— Знаю, — сказал я скромно.
— Знаешь!.. Потом они придут ко мне с плачем и жалобой: «Почему он разгневался на нас? Разве не мог остановить свой выбор на ком-либо другом?» — «А ваши старцы? — отвечу я. — А ваши подлые старцы?» — отвечу я им!.. Знаешь ли ты. Каплан, зачем я сегодня утром постучался к тебе?
— Нет, — ответил я.
С самого начала я, понятно, знал, чему обязан такой честью; знал, чего хочет реб Озияш — молодой глава общины, твердый и стойкий, энергично ведущий ее дела, который держится с достоинством, как и приличествует молодому главе общины; я знал, но предпочитал, чтоб он сам мне сказал. Слишком долго я ждал этой минуты!
— Если ты меня не выручишь, Каплан, — сказал он, — я погибну и вы вместе со мной. Мы не можем допустить, чтобы Сусанна оказалась сильнее нас и чтобы община молчала в судный день! Безгласная община в судный день — это смертный приговор нам всем. Ибо мир, Каплан, сейчас снова стал необычайно набожным, отвратительно, невыносимо набожным — за все предыдущие века безбожия! Известно ли тебе об этом? Значит, если в судный день мы окажемся немы, то знаешь ли ты, что скажут о нас? Скажут, что мы не такие, как все. Не будет упрека, который не был бы брошен нам! В данный момент, Каплан, община состоит из одних хамов!. Из года в год положение ухудшается, и у меня нет людей! Нет специалистов! Нет посвященных! И вот я стою здесь перед тобой и обращаюсь к тебе: ты, Каплан, ты в судный день должен читать молитвы.
— В том-то и дело, — сказал я спокойно, переводя взгляд на двор, где росли общинные каштаны, не похожие ни на какие другие каштаны в мире.
— Надеюсь, что ты не подведешь меня, — добавил доктор Озияш.
Да, это я видел: реб Озияш не ожидал возражений. Да, реб Озияш вообще был слишком самоуверен, и это мне в нем не нравилось. Вообще в ребе Озияше было что-то от держиморды.
— Хотел бы я тебя не подвести, — сказал я тихо, переводя слезящиеся глаза с каштанов на свои молитвенно сложенные, пергаментные ладони. — Хотел бы.
— Ну и что же? Что тебе мешает?
— Хотел бы… да не знаю, все ли тебе известно.
— Все! — воскликнул он и по-отечески положил свои руки на мои. — Абсолютно все! Человек живет ровно столько, чтобы людям было памятно любое из совершенных им свинств.

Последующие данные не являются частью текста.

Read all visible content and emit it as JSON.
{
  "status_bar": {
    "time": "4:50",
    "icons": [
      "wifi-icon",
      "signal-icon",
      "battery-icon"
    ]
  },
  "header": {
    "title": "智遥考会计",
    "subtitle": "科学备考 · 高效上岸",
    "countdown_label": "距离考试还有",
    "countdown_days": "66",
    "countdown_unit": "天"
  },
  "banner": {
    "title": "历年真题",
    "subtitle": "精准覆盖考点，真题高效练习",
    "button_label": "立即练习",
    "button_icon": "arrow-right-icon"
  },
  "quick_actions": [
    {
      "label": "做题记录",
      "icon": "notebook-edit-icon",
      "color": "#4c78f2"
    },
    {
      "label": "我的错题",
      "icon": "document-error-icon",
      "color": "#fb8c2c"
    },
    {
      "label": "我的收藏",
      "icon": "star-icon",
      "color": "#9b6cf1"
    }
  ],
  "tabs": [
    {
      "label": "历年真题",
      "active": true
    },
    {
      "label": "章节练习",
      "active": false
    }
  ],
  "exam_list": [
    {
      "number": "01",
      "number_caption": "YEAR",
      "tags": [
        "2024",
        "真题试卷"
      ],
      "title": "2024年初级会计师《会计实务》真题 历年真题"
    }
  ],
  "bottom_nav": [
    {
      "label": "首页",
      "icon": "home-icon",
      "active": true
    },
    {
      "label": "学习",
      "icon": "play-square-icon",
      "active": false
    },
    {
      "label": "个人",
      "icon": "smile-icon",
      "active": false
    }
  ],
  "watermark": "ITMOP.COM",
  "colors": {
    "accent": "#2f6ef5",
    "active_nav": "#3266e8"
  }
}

— Нет, а я не уверен, что все, — возразил я тихо.
Наши взгляды встретились. Меня раздражало то, что он торопился. Он не имел права спешить. Я столько лет ждал этой минуты!
— Я был для тебя, — продолжал я тихо, не повышая голоса, — только благочестивым старцем. Одним из многих. Одним из тех, кого зовут на свадьбы, похороны, на торжества. Одним из тех, которые составляют толпу. Не я был нужен, а мое лицо, мое присутствие. Нужно было количество. Сам я никого не интересовал! Никого не интересовал мой талант, мои способности! Со мной не считались! Меня выплюнули! О том, чтобы допустить меня к торе, не было и речи.
— Но ты ведь знаешь, почему так случилось, — перебил он меня. — Этот старый кабан, Калишер, интриговал против тебя, а у меня не хватило характера, чтобы его одернуть! Признаюсь, твои ближайшие друзья наговаривали мне на тебя. Согласен, что это не оправдание для главы общины, который должен сам видеть…
— Почему, — продолжал я по-прежнему тихо, не обращая внимания на его слова, — почему меня не допускали к торе? Разве я убил человека? Или отрекся от веры? Или от торы? Напротив, тора и вера были мне дороже, чем кому бы то ни было. Несмотря на это, меня мучили. И как еще мучили! За что? Скажи мне: за что?
Глава общины с мольбой смотрел на меня.
— За что меня так долго мучили? — снова спросил я тихим, бархатным голосом. — За что меня так мучили, реб Озияш?
— Чего ты, собственно, хочешь, Каплан?
— За что? Говорили, что нельзя забыть грехов моей молодости. Моих якобы тяжких грехов молодости. Моих постыдных грехов молодости.
— Ты ведь уже знаешь, Каплан, — прервал он меня весело, — что все это были интриги твоих друзей. Ибо в чем там заключалась твоя вина, Каплан? Не так-то уже велики были твои грешки, особенно если их сравнить с чужими грехами. Что такое старые твои грешки по сравнению с масштабом нынешних грехов? Да они просто смехотворны! Даже вспомнить приятно! Весело, честное слово, весело! Ибо что? Ну, имел ты несколько веселых домиков неподалеку от Сольной. Ну и что?